You’ve heard a lot about how you, as a farmer, can use big data analytics to help make better business decisions in your operation. But what about you, as the consumer, the person who does the buying — whether it’s crop inputs for the field or cereal in the grocery store?
Farm Industry News spoke with author and business journalist Russ Banham, and asked him what this uber-information age will mean for the end consumer. There will be several benefits, he says. One is lower-priced goods.
“The more efficient a company is, the less money it spends,” Banham says. “So, on the one hand, one could presume that if a company’s costs of goods came down, maybe the price of the product would come down accordingly. On the other hand, the consumer isn’t going to be bombarded with advertising messages as they have been in the past. The advertising messages will be more targeted, because we will know more about what the consumer needs and wants. So there is just a bit more humanity in the process. And you will have access to goods at a discount.”
Banham cites an example where a consumer, named Mary is in the market for a sundress. A company knows that about Mary based on her search history, showing that she had purchased sunblock and her mouse had hovered over sundresses on the company’s website. She also had posted the words, “I can’t wait to get away” on her Facebook page. The company can then send a message to Mary advertising sundresses at a discount.
Discounts on car insurance are another example in which consumers can benefit from big data, Banham says. “With cars, if you are a good driver, it will be reflected in your driving patterns if you have sensors and cameras in your car and the car is hooked up to data analytics. In terms of the semi-autonomous features, if you have them on your car, presumably there will be fewer crashes, fewer insurance claims and lower premiums. So you have that going for you, too. So, there are lots of positive benefits.”
But, what about the issue of data privacy? Don’t big data analytics infringe on people’s right to privacy? Banham outlines some of those issues, too, and says there are strict rules in place to prevent that from happening. Data privacy laws include, for example, the Health Insurance Portability and Accountability Act (HIPAA), and the Payment Card Industry (PCI) with regard to credit card data.

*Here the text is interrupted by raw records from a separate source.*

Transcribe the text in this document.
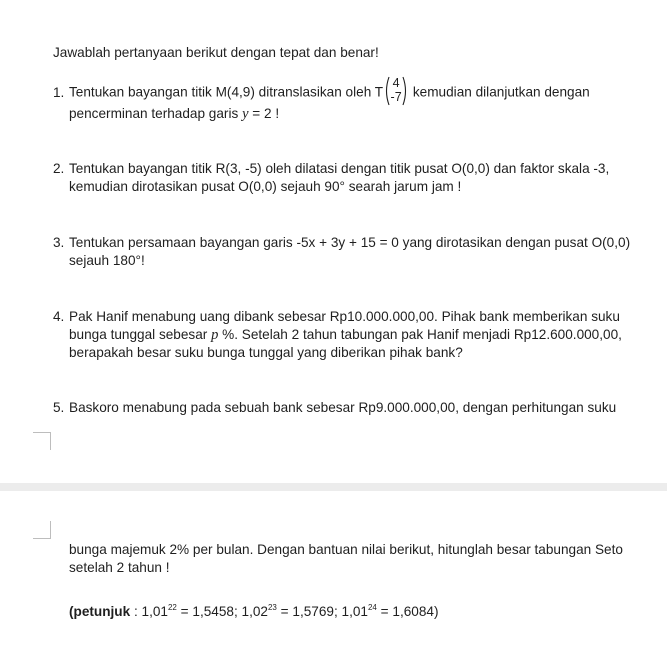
Jawablah pertanyaan berikut dengan tepat dan benar!
1. Tentukan bayangan titik M(4,9) ditranslasikan oleh T
4
-7 kemudian dilanjutkan dengan
pencerminan terhadap garis y = 2 !
2. Tentukan bayangan titik R(3, -5) oleh dilatasi dengan titik pusat O(0,0) dan faktor skala -3,
kemudian dirotasikan pusat O(0,0) sejauh 90° searah jarum jam !
3. Tentukan persamaan bayangan garis -5x + 3y + 15 = 0 yang dirotasikan dengan pusat O(0,0)
sejauh 180°!
4. Pak Hanif menabung uang dibank sebesar Rp10.000.000,00. Pihak bank memberikan suku
bunga tunggal sebesar p %. Setelah 2 tahun tabungan pak Hanif menjadi Rp12.600.000,00,
berapakah besar suku bunga tunggal yang diberikan pihak bank?
5. Baskoro menabung pada sebuah bank sebesar Rp9.000.000,00, dengan perhitungan suku
bunga majemuk 2% per bulan. Dengan bantuan nilai berikut, hitunglah besar tabungan Seto
setelah 2 tahun !
(petunjuk : $1,01^{22} = 1,5458$; $1,02^{23} = 1,5769$; $1,01^{24} = 1,6084$)
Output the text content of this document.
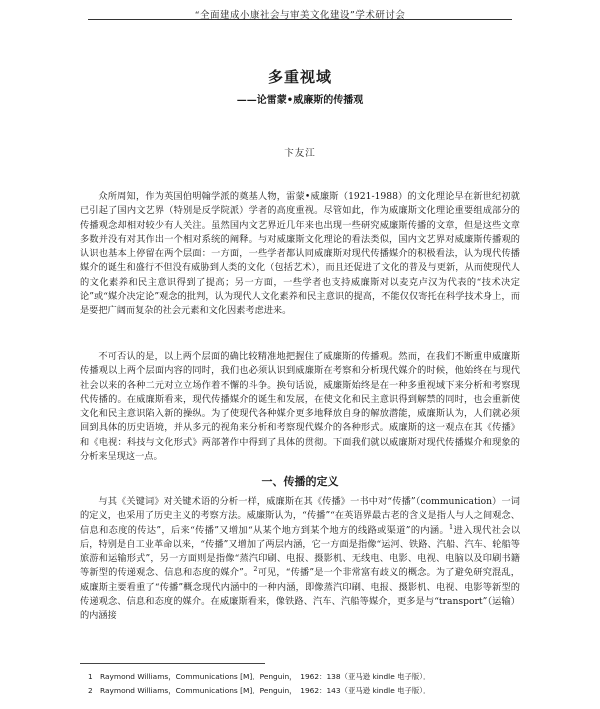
“全面建成小康社会与审美文化建设”学术研讨会
多重视域
——论雷蒙•威廉斯的传播观
卞友江

众所周知，作为英国伯明翰学派的奠基人物，雷蒙•威廉斯（1921-1988）的文化理论早在新世纪初就已引起了国内文艺界（特别是反学院派）学者的高度重视。尽管如此，作为威廉斯文化理论重要组成部分的传播观念却相对较少有人关注。虽然国内文艺界近几年来也出现一些研究威廉斯传播的文章，但是这些文章多数并没有对其作出一个相对系统的阐释。与对威廉斯文化理论的看法类似，国内文艺界对威廉斯传播观的认识也基本上停留在两个层面：一方面，一些学者都认同威廉斯对现代传播媒介的积极看法，认为现代传播媒介的诞生和盛行不但没有威胁到人类的文化（包括艺术），而且还促进了文化的普及与更新，从而使现代人的文化素养和民主意识得到了提高；另一方面，一些学者也支持威廉斯对以麦克卢汉为代表的“技术决定论”或“媒介决定论”观念的批判，认为现代人文化素养和民主意识的提高，不能仅仅寄托在科学技术身上，而是要把广阔而复杂的社会元素和文化因素考虑进来。

不可否认的是，以上两个层面的确比较精准地把握住了威廉斯的传播观。然而，在我们不断重申威廉斯传播观以上两个层面内容的同时，我们也必须认识到威廉斯在考察和分析现代媒介的时候，他始终在与现代社会以来的各种二元对立立场作着不懈的斗争。换句话说，威廉斯始终是在一种多重视域下来分析和考察现代传播的。在威廉斯看来，现代传播媒介的诞生和发展，在使文化和民主意识得到解禁的同时，也会重新使文化和民主意识陷入新的操纵。为了使现代各种媒介更多地释放自身的解放潜能，威廉斯认为，人们就必须回到具体的历史语境，并从多元的视角来分析和考察现代媒介的各种形式。威廉斯的这一观点在其《传播》和《电视：科技与文化形式》两部著作中得到了具体的贯彻。下面我们就以威廉斯对现代传播媒介和现象的分析来呈现这一点。

一、传播的定义

与其《关键词》对关键术语的分析一样，威廉斯在其《传播》一书中对“传播”（communication）一词的定义，也采用了历史主义的考察方法。威廉斯认为，“传播”“在英语界最古老的含义是指人与人之间观念、信息和态度的传达”，后来“传播”又增加“从某个地方到某个地方的线路或渠道”的内涵。$^1$进入现代社会以后，特别是自工业革命以来，“传播”又增加了两层内涵，它一方面是指像“运河、铁路、汽船、汽车、轮船等旅游和运输形式”，另一方面则是指像“蒸汽印刷、电报、摄影机、无线电、电影、电视、电脑以及印刷书籍等新型的传递观念、信息和态度的媒介”。$^2$可见，“传播”是一个非常富有歧义的概念。为了避免研究混乱，威廉斯主要看重了“传播”概念现代内涵中的一种内涵，即像蒸汽印刷、电报、摄影机、电视、电影等新型的传递观念、信息和态度的媒介。在威廉斯看来，像铁路、汽车、汽船等媒介，更多是与“transport”（运输）的内涵接

1 Raymond Williams，Communications [M]．Penguin，　1962：138（亚马逊 kindle 电子版）．
2 Raymond Williams，Communications [M]．Penguin，　1962：143（亚马逊 kindle 电子版）．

“There is always the risk of data breaches and the like, but companies by and large using these systems are following the privacy rules,” he says. “It is not like I am learning things about you that I am not allowed to learn. If you are Mary, I don’t know you are ‘Mary.’ I just know that this person is hovering on our website.”
“I know all of this can sound rather Big Brother-ish,” Banham adds. “But the horse has left the barn. There’s nothing you can do about it. And there will be benefits for us. It’s the stuff we don’t want people to know. For example, I don’t want people to know my medical history, my income, my credit card number. But that has more to do with cybersecurity. I do a lot of writing about that, too.”